Pages

Wednesday, January 19, 2011

Looking Over My Shoulder (In more ways than one)

I've been dragging my feet again.  Seems like there's never enough hours between trips to do all the stuff that needs doing...to say nothing of the stuff that HAS to be done.  Little things like spending 5 hours shoveling the driveway last week.  My shoulder still aches from that one.  I must be getting old...I've pitched snow and every other material that would fit on a shovel by hand since I can remember what a shovel was, now it hurts.  You know what I call this blog: "Adventures in Middle Age"...well, this middle age crap is not much of an adventure sometimes.  I wish AARP would take me off their mailing list so I wasn't reminded all the time.
Another milestone is coming up next week but I'll just let that one go by without much comment.  It's one of those 'as soon as you turn 50 you have to do this' things that have suddenly crept up on me.  I don't even want to think about it.

Billy Connolly describes the process so much better than I could anyway so I'll let him take it from here...Parental Guidance Suggested!


I can't wait.
 _______________________________

In the meantime, I actually have been busy doing stuff around the Ponderosa.  One example:  I finally got around and wired the first and second level for sound over the last couple days.  I missed having music playing all the time and that was one of the things that'll make this house my house.  It wasn't absolutely necessary but it sort of feels more like home.
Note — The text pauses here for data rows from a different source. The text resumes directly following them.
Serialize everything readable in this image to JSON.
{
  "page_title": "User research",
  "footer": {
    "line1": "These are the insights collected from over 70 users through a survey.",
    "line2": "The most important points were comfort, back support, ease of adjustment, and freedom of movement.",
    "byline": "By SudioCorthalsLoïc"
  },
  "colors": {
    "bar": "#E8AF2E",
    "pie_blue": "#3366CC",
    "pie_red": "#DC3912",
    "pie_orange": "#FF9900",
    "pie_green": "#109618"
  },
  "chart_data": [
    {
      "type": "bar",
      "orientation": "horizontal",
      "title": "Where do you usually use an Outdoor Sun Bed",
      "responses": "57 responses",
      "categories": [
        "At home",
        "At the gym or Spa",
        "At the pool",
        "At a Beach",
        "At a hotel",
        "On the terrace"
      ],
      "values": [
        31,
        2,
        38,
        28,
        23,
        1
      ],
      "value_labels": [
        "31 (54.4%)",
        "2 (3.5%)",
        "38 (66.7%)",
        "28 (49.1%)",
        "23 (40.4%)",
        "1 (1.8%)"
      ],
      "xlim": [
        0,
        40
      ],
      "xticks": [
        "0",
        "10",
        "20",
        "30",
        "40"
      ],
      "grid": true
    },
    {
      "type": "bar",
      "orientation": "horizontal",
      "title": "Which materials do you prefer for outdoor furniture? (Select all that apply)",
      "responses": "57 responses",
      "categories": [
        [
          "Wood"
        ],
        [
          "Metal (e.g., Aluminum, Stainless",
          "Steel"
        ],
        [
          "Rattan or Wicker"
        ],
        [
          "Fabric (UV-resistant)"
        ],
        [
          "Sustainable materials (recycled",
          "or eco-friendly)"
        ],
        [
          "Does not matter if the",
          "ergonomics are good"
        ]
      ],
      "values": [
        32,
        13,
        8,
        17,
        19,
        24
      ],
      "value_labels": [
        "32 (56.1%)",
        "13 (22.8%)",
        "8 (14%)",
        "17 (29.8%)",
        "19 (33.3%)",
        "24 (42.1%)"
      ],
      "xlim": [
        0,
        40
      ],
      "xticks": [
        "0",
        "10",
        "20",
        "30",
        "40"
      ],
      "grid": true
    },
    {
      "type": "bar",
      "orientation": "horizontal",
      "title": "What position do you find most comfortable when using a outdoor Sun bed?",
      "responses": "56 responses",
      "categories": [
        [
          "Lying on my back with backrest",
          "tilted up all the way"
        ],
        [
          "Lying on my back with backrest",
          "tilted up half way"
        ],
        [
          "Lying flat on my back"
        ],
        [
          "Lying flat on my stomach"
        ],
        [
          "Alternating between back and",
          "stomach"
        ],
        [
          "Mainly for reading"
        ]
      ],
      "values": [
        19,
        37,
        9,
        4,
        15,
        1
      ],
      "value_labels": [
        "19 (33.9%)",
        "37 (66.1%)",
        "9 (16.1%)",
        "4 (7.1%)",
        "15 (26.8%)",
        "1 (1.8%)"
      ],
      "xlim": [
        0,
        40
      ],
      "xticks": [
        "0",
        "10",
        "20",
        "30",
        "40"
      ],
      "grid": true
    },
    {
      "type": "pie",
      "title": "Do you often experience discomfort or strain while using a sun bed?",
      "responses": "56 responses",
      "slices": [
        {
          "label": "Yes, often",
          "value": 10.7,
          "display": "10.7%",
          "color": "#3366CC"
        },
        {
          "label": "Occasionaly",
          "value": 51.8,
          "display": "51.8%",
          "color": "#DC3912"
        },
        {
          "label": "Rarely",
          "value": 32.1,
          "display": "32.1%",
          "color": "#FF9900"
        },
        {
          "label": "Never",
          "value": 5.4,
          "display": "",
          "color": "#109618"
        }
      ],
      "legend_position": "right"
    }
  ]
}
Chasing Monster Cable through the walls and figuring out series/parallel wiring brought back memories of building speaker arrays back in my DJ days.  I built up a set that could bring on auditory destruction and possible hemorrhages at short range.  I miss those big stacks of but they were a little much to keep for a home stereo when I got out of the business so I let them go.  Wish I hadn't.  There's a whole population of future scions of industry and government that will never hear high frequencies or possibly much of anythng else because of that gear.  Those tweeters sounded like bacon frying at 120 decibels when you got too close and having your head six inches from the cabinet with everything in the red was definitely much too close.  It felt like icepicks in your head to me so I rarely ventured out front when I was really on the sliders hard but the drunk and foolish couldn't feel their eardrums disintegrating and so partied up close and personal with the cabs every time.  I saw extensive future sales of Miracle Ears down the line every time we played one of the Greek houses.
The highs and mids were factory but I built the bottom ends from scratch out of used 3/4" plywood, sawing away after hours at the Buildings and Grounds shop I worked in at the time.  They were cut from some old Altec Lansing A-7 'Voice of the Theater' plans I scrounged up somewhere and took most of a winter to cut, screw, glue and sand.  They were always pretty rough looking in plain old hardware-store flat black even when they were done but I loaded them up with new Peavey Scorpions that moved enough air to rattle the frat boys' piercings and pushed a pair of 1200 watt Crowns to the limit driving them.  It wasn't to unusual to have stuff shaking off the walls in the early evening followed by visits from Campus Security before it was over.  Even from my perch out of the line of fire behind them, my teeth would vibrate sometimes.  It was impossible to play records anywhere near the lows without cutting way back on the equalizer to kill the feedback through the tonearms.  How anyone could be out front for four hours at a crack was beyond comprehension.  I loved those babies but they were huge and even a house as big as Old Drafty just couldn't handle the mass.  It was a bad day when I sent them down the road.

In hindsight, I should have kept at least a pair of my secondary system's SP-2s and a CS-800 to fill in some of the corners of the living room had I known how everything would shake out.  That old 20/20 thing...
After all the head-scratching and wire stringing this week, I've got it sounding pretty good for what I've got these days.  It ain't too bad but that pro gear was the stuff so the glassware and wall hangings will be safe.  Eventually though, I'll get the place set up so I can zip the lid off the turntable case at the drop of a hat and 'put the needle on record' like old times.  It won't be the pounding of the frat party days but it'll do.  The neighbors are going to hate me.